All acknowledge that it has not accomplished its core mission of toppling Fidel and Raul Castro.
"All this time has gone by, and yet we keep it in place," said Wayne Smith, who was a young U.S. diplomat in Havana in 1961 when relations were severed and who returned as the chief American diplomat after they were partially reestablished under President Jimmy Carter.
"We talk to the Russians, we talk to the Chinese, we have normal relations even with Vietnam. We trade with all of them," Smith said. "So why not with Cuba?"
In the White House, the first sign of the looming embargo came when President John F. Kennedy told his press secretary to go buy him as many H. Upmann Cuban cigars as he could find. The aide came back with 1,200 stogies.
Kennedy announced the embargo Feb. 3, 1962, citing "the subversive offensive of Sino-Soviet communism with which the government of Cuba is publicly aligned."
It went into effect four days later at the height of the Cold War, a year removed from the failed CIA-backed Bay of Pigs invasion meant to oust communism from Cuba and eight months before Soviet attempts to put nuclear missiles on the island brought the two superpowers to the brink of war.
Washington already had some limited sanctions in place, but Kennedy's decision was the beginning of a comprehensive ban on U.S. trade with the island that has remained more or less intact ever since.
Little was planned to mark Tuesday's anniversary, but Cuban American members of Congress issued a joint statement vowing to keep the heat on Cuba.

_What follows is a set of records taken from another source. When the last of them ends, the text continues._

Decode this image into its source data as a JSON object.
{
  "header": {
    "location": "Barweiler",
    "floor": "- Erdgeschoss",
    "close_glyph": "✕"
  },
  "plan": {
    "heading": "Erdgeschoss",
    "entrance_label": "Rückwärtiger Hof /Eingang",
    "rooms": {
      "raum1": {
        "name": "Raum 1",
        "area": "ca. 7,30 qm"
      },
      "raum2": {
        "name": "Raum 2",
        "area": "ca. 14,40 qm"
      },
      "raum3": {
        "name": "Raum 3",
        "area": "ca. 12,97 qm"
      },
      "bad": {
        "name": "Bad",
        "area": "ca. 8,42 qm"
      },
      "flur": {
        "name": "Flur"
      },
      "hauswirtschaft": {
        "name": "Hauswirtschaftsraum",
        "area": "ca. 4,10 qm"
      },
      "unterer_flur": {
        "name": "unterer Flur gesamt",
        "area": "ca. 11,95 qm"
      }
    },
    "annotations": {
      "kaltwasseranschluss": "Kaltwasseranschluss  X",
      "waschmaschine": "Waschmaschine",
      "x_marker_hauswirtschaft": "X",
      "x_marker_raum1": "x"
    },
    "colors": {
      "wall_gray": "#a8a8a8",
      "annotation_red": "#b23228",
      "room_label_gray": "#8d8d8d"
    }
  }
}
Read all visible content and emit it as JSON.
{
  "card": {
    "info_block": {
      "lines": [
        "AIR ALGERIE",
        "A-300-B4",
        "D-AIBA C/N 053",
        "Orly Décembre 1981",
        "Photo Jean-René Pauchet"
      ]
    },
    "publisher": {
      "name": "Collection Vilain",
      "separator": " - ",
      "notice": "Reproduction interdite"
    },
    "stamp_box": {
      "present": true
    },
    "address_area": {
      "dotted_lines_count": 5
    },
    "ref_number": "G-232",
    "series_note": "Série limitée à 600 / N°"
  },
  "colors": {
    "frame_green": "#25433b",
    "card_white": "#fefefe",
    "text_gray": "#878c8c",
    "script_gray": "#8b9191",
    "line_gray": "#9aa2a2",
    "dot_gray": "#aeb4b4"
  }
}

Supporters of the policy acknowledge that many U.S. strategic concerns from the 1960s have been consigned to the dustbin of history, such as halting the spread of Soviet influence and keeping Fidel Castro from exporting revolution throughout Latin America.
But they say that other justifications remain, such as the confiscation of U.S. property in Cuba and the need to press for greater political and personal freedoms on the island.
"We have a hemispheric commitment to freedom and democracy and respect for human rights," said Jose Cardenas, a former National Security Council staffer on Cuba under President George W. Bush. "I still think that those are worthy aspirations."
President Obama has said Raul Castro's economic openings are insufficient, and it's unlikely he would do anything in an election year to risk losing support in Florida, which he won in 2008.
Even if he wanted to lift the embargo, the Helms-Burton Act of 1996 stipulates that it would have to be approved by Congress.